Akers was one of seven players nationally with at least three touchdowns in three games during regular season in 2019. He led the ACC and ranked sixth in NCAA with average of 10.0 points per game. He became the only player in school history with at least four touchdowns and a 2-point conversion in the same game, numbers he hit in 35-17 win vs. Syracuse.
He finished his career ranked fifth all-time at FSU with 586 rushing attempts. His 2,874 rushing yards and 11 100-yard games were sixth on FSU’s all-time lists. His 206 points scored were the sixth-highest total among non-kickers. Despite running behind poor offensive lines his whole career Akers was always productive.
The tough and elusive Akers measures in at 5-foot-10, 217 pounds with solid speed (4.47 40-yard dash) and good strength (20 bench reps). Despite lacking some big-play ability and having to do most of his damage after contact last season (5.0 YPC, 1.7 YBC), Akers posted one of the best YAC/forced missed tackle profiles in this year’s rookie class. The Florida State product will open his career in a wide-open competition with second-year back Darrell Henderson and Malcolm Brown to replace Gurley.

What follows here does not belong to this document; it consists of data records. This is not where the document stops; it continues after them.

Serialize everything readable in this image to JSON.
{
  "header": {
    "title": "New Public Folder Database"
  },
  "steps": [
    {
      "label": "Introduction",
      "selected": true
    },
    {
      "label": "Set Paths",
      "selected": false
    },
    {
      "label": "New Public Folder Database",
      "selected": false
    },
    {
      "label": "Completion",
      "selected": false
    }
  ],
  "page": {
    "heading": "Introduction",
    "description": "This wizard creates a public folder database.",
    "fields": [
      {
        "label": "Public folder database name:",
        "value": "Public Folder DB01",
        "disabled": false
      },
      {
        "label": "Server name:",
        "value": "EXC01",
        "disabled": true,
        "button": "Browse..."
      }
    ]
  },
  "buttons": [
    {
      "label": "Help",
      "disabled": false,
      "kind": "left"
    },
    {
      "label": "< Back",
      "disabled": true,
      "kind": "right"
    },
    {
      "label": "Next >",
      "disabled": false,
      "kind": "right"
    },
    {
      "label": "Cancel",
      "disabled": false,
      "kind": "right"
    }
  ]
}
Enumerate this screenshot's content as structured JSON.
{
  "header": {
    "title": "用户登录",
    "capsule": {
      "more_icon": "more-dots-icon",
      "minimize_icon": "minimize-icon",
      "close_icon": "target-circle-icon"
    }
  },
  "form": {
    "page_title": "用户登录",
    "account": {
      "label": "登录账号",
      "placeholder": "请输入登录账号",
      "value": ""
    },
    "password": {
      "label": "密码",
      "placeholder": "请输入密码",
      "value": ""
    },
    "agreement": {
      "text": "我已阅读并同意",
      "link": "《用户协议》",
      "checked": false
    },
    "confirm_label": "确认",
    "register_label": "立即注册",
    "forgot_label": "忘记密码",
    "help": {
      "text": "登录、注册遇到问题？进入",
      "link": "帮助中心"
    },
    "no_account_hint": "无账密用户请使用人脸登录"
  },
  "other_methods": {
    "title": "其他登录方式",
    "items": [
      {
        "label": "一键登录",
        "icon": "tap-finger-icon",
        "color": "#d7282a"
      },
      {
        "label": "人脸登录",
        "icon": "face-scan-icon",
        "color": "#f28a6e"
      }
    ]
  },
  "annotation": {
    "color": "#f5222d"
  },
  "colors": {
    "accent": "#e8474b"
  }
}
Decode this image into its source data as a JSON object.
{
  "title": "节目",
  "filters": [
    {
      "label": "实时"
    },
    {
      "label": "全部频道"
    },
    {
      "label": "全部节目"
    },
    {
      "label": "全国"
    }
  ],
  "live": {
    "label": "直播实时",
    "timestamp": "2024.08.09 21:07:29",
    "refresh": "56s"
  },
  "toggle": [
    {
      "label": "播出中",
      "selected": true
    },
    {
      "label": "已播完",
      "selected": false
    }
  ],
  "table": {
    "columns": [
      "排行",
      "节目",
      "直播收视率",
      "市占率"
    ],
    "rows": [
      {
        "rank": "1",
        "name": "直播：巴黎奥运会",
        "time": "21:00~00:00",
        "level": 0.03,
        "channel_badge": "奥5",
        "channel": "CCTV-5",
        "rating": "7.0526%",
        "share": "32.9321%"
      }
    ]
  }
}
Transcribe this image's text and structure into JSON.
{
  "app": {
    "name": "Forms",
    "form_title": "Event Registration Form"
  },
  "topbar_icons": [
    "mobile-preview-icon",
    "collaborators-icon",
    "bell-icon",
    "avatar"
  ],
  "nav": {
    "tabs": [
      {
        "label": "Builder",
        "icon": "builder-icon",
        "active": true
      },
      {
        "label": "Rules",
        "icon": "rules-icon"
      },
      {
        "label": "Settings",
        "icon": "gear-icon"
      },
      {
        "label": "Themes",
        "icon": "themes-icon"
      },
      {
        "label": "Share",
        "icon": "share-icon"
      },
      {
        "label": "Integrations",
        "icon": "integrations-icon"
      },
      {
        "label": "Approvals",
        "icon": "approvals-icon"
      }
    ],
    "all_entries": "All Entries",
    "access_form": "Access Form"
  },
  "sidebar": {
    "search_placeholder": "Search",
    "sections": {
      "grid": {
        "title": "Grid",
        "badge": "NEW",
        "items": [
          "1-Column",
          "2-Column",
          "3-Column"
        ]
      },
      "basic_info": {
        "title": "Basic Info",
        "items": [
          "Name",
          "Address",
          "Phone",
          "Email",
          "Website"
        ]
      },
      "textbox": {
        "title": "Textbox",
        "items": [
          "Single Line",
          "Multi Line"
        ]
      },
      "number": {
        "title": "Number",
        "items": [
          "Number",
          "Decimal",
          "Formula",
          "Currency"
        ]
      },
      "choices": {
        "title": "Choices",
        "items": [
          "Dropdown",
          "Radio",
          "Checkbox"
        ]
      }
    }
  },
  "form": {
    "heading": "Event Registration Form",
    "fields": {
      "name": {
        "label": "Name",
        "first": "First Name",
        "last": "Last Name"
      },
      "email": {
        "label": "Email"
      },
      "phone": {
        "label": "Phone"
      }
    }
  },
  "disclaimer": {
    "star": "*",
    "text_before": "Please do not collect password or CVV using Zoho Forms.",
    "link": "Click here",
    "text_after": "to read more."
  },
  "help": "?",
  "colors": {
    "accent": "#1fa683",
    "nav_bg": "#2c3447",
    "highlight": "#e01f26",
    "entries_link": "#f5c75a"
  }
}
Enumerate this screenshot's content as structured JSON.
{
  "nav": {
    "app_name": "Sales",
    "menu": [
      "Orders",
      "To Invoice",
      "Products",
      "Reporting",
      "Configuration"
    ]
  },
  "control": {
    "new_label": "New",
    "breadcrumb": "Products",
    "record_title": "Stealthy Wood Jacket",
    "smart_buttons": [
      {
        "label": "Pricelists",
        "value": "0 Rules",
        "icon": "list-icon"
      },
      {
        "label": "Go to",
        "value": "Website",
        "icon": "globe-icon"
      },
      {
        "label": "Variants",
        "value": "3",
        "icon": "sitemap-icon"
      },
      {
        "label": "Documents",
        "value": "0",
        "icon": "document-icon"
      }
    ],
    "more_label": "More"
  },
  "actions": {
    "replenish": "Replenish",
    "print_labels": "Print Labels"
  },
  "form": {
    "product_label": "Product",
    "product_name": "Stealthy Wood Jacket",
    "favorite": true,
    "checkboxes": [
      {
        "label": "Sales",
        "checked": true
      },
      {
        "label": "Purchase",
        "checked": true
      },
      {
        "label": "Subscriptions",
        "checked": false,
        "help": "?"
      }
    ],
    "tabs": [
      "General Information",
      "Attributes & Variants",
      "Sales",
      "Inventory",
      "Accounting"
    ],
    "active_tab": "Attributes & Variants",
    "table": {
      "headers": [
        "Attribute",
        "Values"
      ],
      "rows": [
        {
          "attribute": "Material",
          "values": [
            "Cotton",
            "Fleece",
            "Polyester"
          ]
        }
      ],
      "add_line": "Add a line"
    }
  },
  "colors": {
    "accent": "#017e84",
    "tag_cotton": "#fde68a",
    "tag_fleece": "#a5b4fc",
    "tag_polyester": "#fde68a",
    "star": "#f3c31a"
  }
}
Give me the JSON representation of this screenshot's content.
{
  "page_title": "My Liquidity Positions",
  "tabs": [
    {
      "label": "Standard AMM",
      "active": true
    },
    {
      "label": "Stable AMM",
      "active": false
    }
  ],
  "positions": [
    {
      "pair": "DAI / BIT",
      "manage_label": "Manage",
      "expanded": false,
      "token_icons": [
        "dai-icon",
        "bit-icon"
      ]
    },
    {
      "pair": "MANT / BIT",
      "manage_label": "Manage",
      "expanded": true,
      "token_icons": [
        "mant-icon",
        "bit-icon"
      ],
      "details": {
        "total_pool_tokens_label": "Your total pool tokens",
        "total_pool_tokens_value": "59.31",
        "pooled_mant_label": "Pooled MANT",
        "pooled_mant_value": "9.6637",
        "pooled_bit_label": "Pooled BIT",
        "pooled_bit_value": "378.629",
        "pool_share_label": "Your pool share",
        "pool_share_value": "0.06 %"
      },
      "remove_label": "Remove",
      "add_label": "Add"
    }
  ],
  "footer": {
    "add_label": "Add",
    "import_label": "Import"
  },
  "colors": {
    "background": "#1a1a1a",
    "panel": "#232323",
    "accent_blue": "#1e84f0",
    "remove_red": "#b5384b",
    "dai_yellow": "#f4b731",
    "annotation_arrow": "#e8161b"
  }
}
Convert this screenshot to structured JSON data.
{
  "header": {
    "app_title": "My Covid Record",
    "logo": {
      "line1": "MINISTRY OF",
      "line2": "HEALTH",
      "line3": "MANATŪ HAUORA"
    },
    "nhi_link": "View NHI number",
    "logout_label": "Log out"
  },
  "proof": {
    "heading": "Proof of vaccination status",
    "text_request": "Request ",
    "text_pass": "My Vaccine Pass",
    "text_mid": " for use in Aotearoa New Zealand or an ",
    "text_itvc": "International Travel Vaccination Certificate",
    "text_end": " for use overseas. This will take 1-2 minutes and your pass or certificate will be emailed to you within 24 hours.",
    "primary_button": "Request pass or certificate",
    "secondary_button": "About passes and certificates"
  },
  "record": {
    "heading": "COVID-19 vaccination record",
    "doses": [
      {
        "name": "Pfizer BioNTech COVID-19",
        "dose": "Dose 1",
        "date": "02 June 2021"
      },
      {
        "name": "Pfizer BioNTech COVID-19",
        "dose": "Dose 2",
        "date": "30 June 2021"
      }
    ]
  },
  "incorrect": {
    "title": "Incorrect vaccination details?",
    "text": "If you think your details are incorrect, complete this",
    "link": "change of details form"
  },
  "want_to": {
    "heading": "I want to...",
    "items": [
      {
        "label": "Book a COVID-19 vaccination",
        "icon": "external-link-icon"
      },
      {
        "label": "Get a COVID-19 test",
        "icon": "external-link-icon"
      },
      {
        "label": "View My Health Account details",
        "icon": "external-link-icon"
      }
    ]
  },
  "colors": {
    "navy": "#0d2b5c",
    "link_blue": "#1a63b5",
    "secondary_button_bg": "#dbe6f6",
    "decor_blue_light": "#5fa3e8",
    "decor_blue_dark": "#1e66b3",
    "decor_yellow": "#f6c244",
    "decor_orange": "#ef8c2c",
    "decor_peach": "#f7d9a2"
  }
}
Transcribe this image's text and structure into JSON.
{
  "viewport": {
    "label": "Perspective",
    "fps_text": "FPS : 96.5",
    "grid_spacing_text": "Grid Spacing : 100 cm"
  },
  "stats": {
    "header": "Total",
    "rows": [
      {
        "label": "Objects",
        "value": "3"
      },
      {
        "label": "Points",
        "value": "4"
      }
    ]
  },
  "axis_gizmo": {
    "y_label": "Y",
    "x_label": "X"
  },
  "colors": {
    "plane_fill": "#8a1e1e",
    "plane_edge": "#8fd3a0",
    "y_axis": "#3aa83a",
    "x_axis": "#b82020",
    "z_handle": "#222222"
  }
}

Coach Sean McVay said “we feel we’ve got three really good backs. What does that mean in terms of the distribution of carries? I think that’s to be determined based on how things play themselves out.”
Gurley only missed one game last season, and Brown worked well ahead of Henderson by playing 67% of the offense’s snaps. Gurley otherwise commanded at least 70% of the offense’s snaps in 10-of-15 games. It’s looking more and more likely that Akers will get the first crack as the starter, with Henderson playing a change-of-pace role and Brown taking the snaps in short yardage situations.
The Rams used a third-round pick in the 2019 NFL Draft on Henderson, but his rookie season was not quite what everyone had anticipated. Henderson struggled in 13 games to get going with just 147 rushing yards and 187 yards from scrimmage.
GM Les Snead has continually lauded Akers’ ability to overcome poor blocking up front and a weak supporting cast at Florida State.
“I know Cam has proven in the ACC playing for a team basically that hasn’t been as manned with the type of players Florida State is used to in the past and he was able to overcome that and be their go-to guy so that’s going to be fun to watch to see how that evolves,” Snead said.